В ряду смутных и редких догадок о собственном душе-устройстве была одна, особенно неприятно действовавшая на Володю: «Конечно же, я никто. Никому не могу противиться. Раз — и за Настей бегаю, раз — и Кехе в рот заглядываю за каждым словом. Почему, почему мне никто не подчиняется? Никто не ищет моей дружбы? Всегда я первый! Слабый, значит, неинтересный! — выходило так уж горько, несчастно, что обязательно всплывало какое-нибудь утешение: — Нет, просто самому мне ничего не надо, лишь бы Настя или Кеха радовались мне, нуждались во мне — вот тогда я и рад, — и он незамедлительно умилялся этою самоотверженною мыслью: — Да, да, я их очень люблю! И больше ничего не хочу знать!»

Вернулся рябой дядька, хлопнул на стол две пары брезентовых рукавиц:

— Теперь так, ребятки. Беру я вас, но незаконно. Кто ни спросит, говорить, что полные граждане. Ясно?

Кеха спросил:

— А как платить будете? По закону или как?

Рябой рассмеялся:

— Хват какой. Сколько сделаете — столько получите. Аванс могу выдать, — он расстегнул полевую сумку.

— Не надо, мы уж враз. Но все-таки сколько получать-то будем?

— Не обижу, не бойся. Дам вам баржонку — помаленьку ковыряйтесь. Ну, пошли…

В трюме «баржонки» сыро, затхло, темно, лишь под люком ошметок света, да слабо белеют ряды мешков с сахаром и солью. Володя, разглядев их, ужаснулся:

— Елки-палки! Тут на год хватит. Тоже мне «баржонка» — линкор целый.

Кеха сдернул мешок:

— Слева — сладко, справа — солоно. Давай, Вовка, горб. Начали.
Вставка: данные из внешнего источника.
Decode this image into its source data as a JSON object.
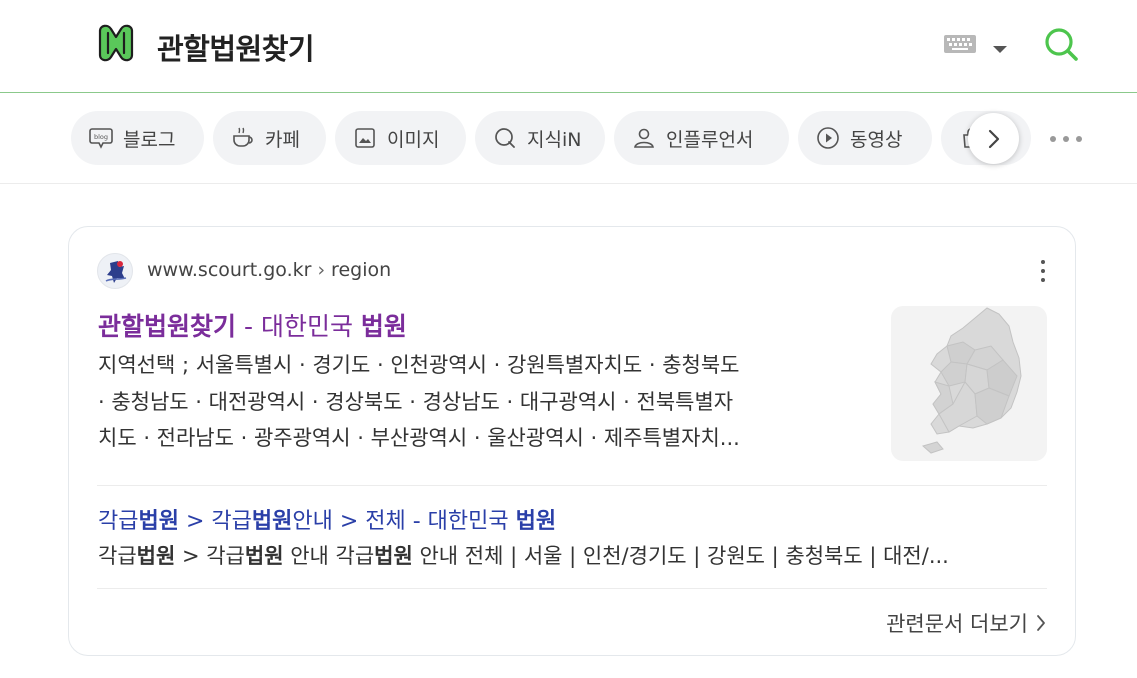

— Кеха, на год, говорю, хватит.

— На год так на год, по воздуху не перелетят. Горб подставляй.

Володя охнул под тяжестью мешка и, неверно покачиваясь, вступил на трюмный трап: мешок тянул назад, сползал со спины. Володя согнулся — чуть досок лбом не задевал — теперь мешок придавливал его, напирал на затылок — все трещины и сучки трапа разглядел Володя, пока не вылез на свет божий и бегом, бегом под безжалостными толчками груза к брезентовому навесу на берегу — «тух!» — с глухим стоном рухнул на землю мешок. Володя выпрямился, чувствуя, как тянущий хруст наполняет поясницу. Постоял, желая продлить передышку. Нехотя, с утренней ленцой покачивалась вода, ее слабое дыхание оставляло на песке полоску прозрачной, сахарной пены; у того берега, в отраженной тени сосен, насторожились лодки с рыбаками, их головы прикрывала, грела крыша из солнечных дранок — Володя вздохнул: «Клев сейчас должен бы-ыть! Елки-палки!»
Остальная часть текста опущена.